Both teams were relatively quiet until the ninth inning. McQuaid had pitched a hitless seventh and eighth, but was greeted in the next inning with a single, followed by two ground outs to send the runner to third base.

Senior David Self relieved McQuaid, but gave up a single that plated the go ahead run before getting out of the inning.

In the bottom of the inning, junior Andrew Luria was walked with one out. Mills singled him to third, and after a walk to junior Erik Rico that loaded the bases, Luria came home on a ground out to the pitcher. A pop-up ended the inning and sent the game to the tenth.

Yale capitalized on the Red’s only error of the game to score three runs off one hit, a home run with one man on base. Cornell could only manage a one run response, and succumbed in a 6-4 loss.

For the Red, Mills went 2-for-4 at the plate and sophomore Tony Depalo was 2-for-5 including an RBI. McQuaid pitched 8-2/3 innings, gave up eight hits and three runs, all earned, while striking out two. Notably, Cornell left 12 runners on base, while Yale stranded six.

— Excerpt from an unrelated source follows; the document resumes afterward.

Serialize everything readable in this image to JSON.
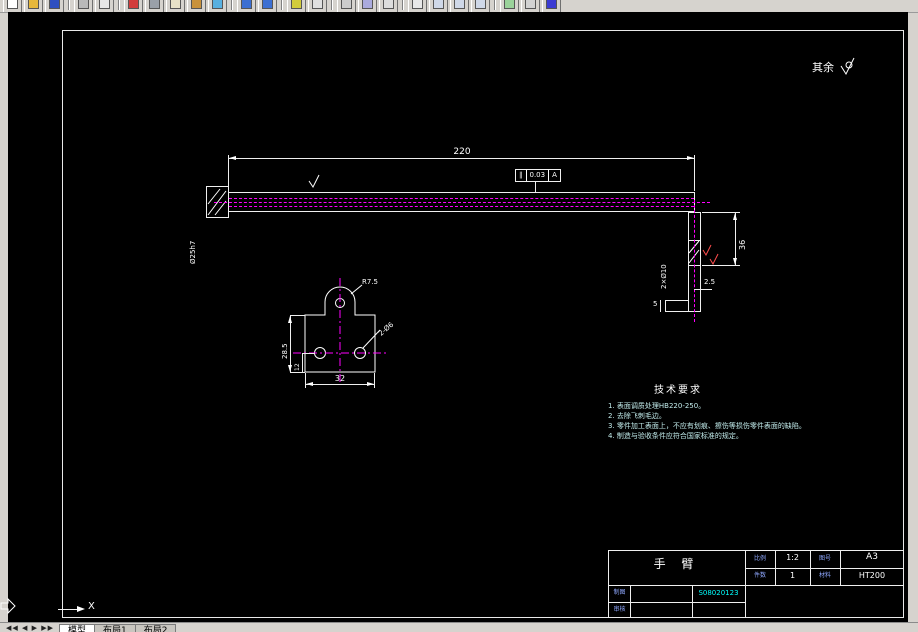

Thirty minutes after the end of that three-hour marathon, the second game commenced.

Yet again, the Bulldogs got on the board first with one run in the opening minutes of play, but Cornell responded with three runs of its own in the bottom of the second off two hits and an error. Yale knocked in another run in the third, but Cornell again sent three men around the bases off two hits.

The fourth saw the Red add another run to its total, but the team broke open the game in the fifth with four runs and four hits: a single, two doubles, and a three-RBI homer by junior Vince Santo.

The Bulldogs nipped at Cornell’s 11-2 lead in the sixth with three runs, but their offense was promptly shut down for the final three innings with solid pitching from sophomore John Hardy and freshmen Daniel Gala and Chris Schutt.

Cornell was not finished for the night, as the team sent two more men home in the seventh, thanks to another two-RBI homer from Santo, and one more in the eighth to top off a 14-5 muzzling.

The Red combined for 16 hits and five players with two or more hits on the night. Senior Flint Foley went 3-for-4 with four RBI, junior Justin Irizarry was 4-for-5 with one RBI, Santo was 2-for-3 with 5 RBI, Depalo turned in another good game at the plate by going 2-for-4 with one RBI, and Rico rounded out the bunch with a 2-for-5 showing.

Rico pitched 5-2/3 innings with five earned runs, five strike outs, and three walks.

Cornell will be back in action at home this Wednesday with a double-header against Penn State starting at 1 p.m. The games will be played at Hoy Field.

Hopefully by then, Mother Nature will have forgotten her earnest effort to interrupt every single one of Cornell’s home games.